The FCC Media Bureau granted renewal but proposed a $1,500 forfeiture for a Richmond radio station that failed to file a license renewal application on time, said an order and notice of apparent liability posted Tuesday. Virginia Center for Public Press’ deadline to file for renewal of the license of WRIR-LP was June 3, but it wasn’t filed until July 15, the NAL said. “The Licensee provides no explanation for the untimely filing of the Application.” The bureau adjusted the proposed fine down from $3,000 because the station has a clean record and eventually filed a renewal application.
The deadline for low-power TV stations and TV translators to file for repacking reimbursement was extended to Nov. 14, said an FCC Media Bureau public notice on docket 16-306 Tuesday. The LPTV Spectrum Rights Coalition and National Translator Association requested the extension, the PN said. The original deadline was Oct. 15, and that remains for FM stations seeking repacking reimbursement, the PN said. “The initial 60-day deadline was proving to be too quick a process, with many consulting engineers, legal counsel, and equipment vendors not having enough time to assist all that needed help,“ emailed LPTV Spectrum Rights Coalition Director Mike Gravino. More time should lead to broader participation, he said.

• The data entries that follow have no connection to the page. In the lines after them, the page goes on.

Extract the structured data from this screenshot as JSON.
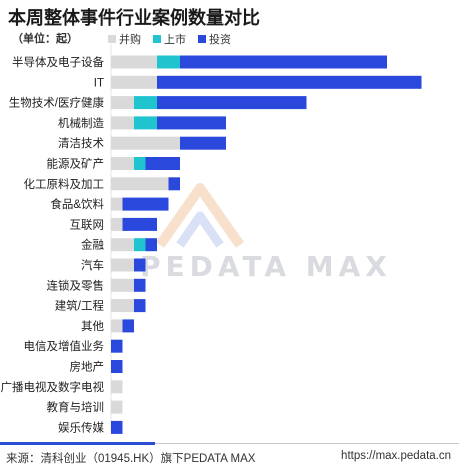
{
  "title": "本周整体事件行业案例数量对比",
  "unit_label": "（单位：起）",
  "colors": {
    "ma": "#d9d9d9",
    "ipo": "#20c4cf",
    "invest": "#2a49dc"
  },
  "footer": {
    "source": "来源：清科创业（01945.HK）旗下PEDATA MAX",
    "url": "https://max.pedata.cn"
  },
  "watermark": {
    "text": "PEDATA MAX"
  },
  "chart_data": {
    "type": "bar",
    "orientation": "horizontal",
    "stacked": true,
    "categories": [
      "半导体及电子设备",
      "IT",
      "生物技术/医疗健康",
      "机械制造",
      "清洁技术",
      "能源及矿产",
      "化工原料及加工",
      "食品&饮料",
      "互联网",
      "金融",
      "汽车",
      "连锁及零售",
      "建筑/工程",
      "其他",
      "电信及增值业务",
      "房地产",
      "广播电视及数字电视",
      "教育与培训",
      "娱乐传媒"
    ],
    "series": [
      {
        "name": "并购",
        "values": [
          4,
          4,
          2,
          2,
          6,
          2,
          5,
          1,
          1,
          2,
          2,
          2,
          2,
          1,
          0,
          0,
          1,
          1,
          0
        ]
      },
      {
        "name": "上市",
        "values": [
          2,
          0,
          2,
          2,
          0,
          1,
          0,
          0,
          0,
          1,
          0,
          0,
          0,
          0,
          0,
          0,
          0,
          0,
          0
        ]
      },
      {
        "name": "投资",
        "values": [
          18,
          23,
          13,
          6,
          4,
          3,
          1,
          4,
          3,
          1,
          1,
          1,
          1,
          1,
          1,
          1,
          0,
          0,
          1
        ]
      }
    ],
    "legend_position": "top",
    "grid": false
  }
}
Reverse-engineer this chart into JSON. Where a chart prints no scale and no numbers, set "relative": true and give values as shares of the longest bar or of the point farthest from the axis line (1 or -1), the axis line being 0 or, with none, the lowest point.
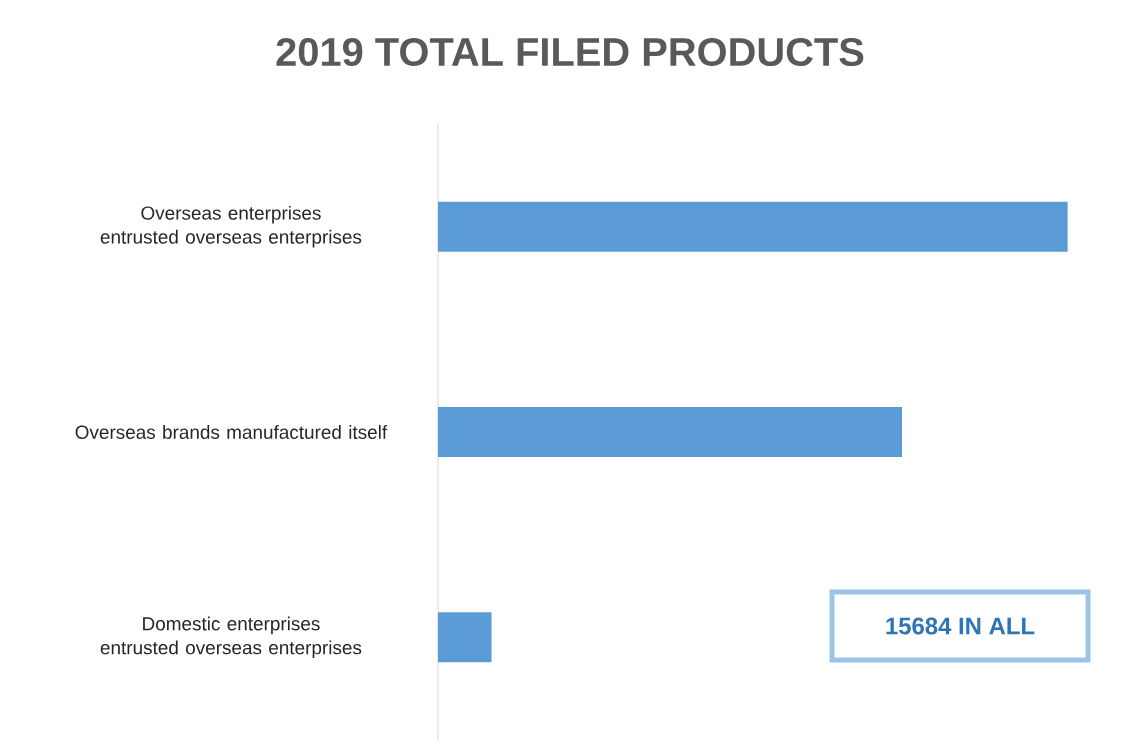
{
  "chart_data": {
    "type": "bar",
    "orientation": "horizontal",
    "relative": true,
    "title": "2019 TOTAL FILED PRODUCTS",
    "categories": [
      "Overseas enterprises entrusted overseas enterprises",
      "Overseas brands manufactured itself",
      "Domestic enterprises entrusted overseas enterprises"
    ],
    "values": [
      1,
      0.737,
      0.085
    ],
    "color": "#5b9bd5",
    "annotations": [
      "15684 IN ALL"
    ]
  }
}
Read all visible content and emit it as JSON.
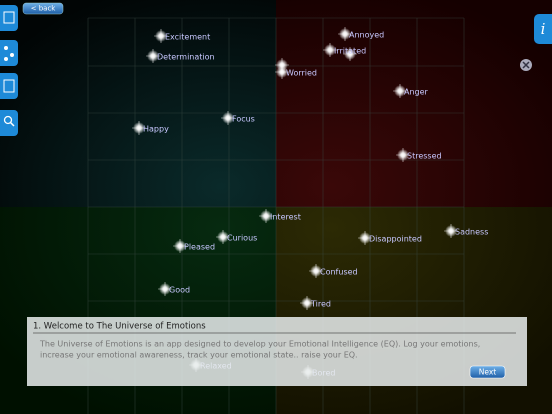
{
  "toolbar": {
    "back": "< back",
    "info": "i"
  },
  "emotions": [
    {
      "label": "Excitement"
    },
    {
      "label": "Determination"
    },
    {
      "label": "Annoyed"
    },
    {
      "label": "Irritated"
    },
    {
      "label": "Worried"
    },
    {
      "label": "Anger"
    },
    {
      "label": "Focus"
    },
    {
      "label": "Happy"
    },
    {
      "label": "Stressed"
    },
    {
      "label": "Interest"
    },
    {
      "label": "Sadness"
    },
    {
      "label": "Curious"
    },
    {
      "label": "Pleased"
    },
    {
      "label": "Disappointed"
    },
    {
      "label": "Confused"
    },
    {
      "label": "Good"
    },
    {
      "label": "Tired"
    },
    {
      "label": "Relaxed"
    },
    {
      "label": "Bored"
    }
  ],
  "dialog": {
    "title": "1. Welcome to The Universe of Emotions",
    "body": [
      "The Universe of Emotions is an app designed to develop your Emotional Intelligence (EQ). Log your emotions,",
      "increase your emotional awareness, track your emotional state.. raise your EQ."
    ],
    "button": "Next"
  }
}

A petition on relaxing interference rules to make it easier for ATSC 3.0 broadcasters to use single frequency networks (see 1910040038) has LPTV Spectrum Rights Coalition President Mike Gravino “very concerned." In an emailed newsletter Monday, Gravino called for a “crowd sourced impact analysis” to gauge the effect of the petition on low-power TV, Class A and TV translator stations. He's seeking information on whether LPTV will be able to benefit from the proposal, whether any efforts have been made to study the effects on LPTV, and what will happen to LPTV stations “displaced” by the signals from distributed transmission systems outside their full-power station’s contour. “During the next two years LPTV will still be moving around, and many with government funding to move,” Gravino emailed us. “While I am very concerned about this Petition, I am open to seeing to how it could benefit us, also.”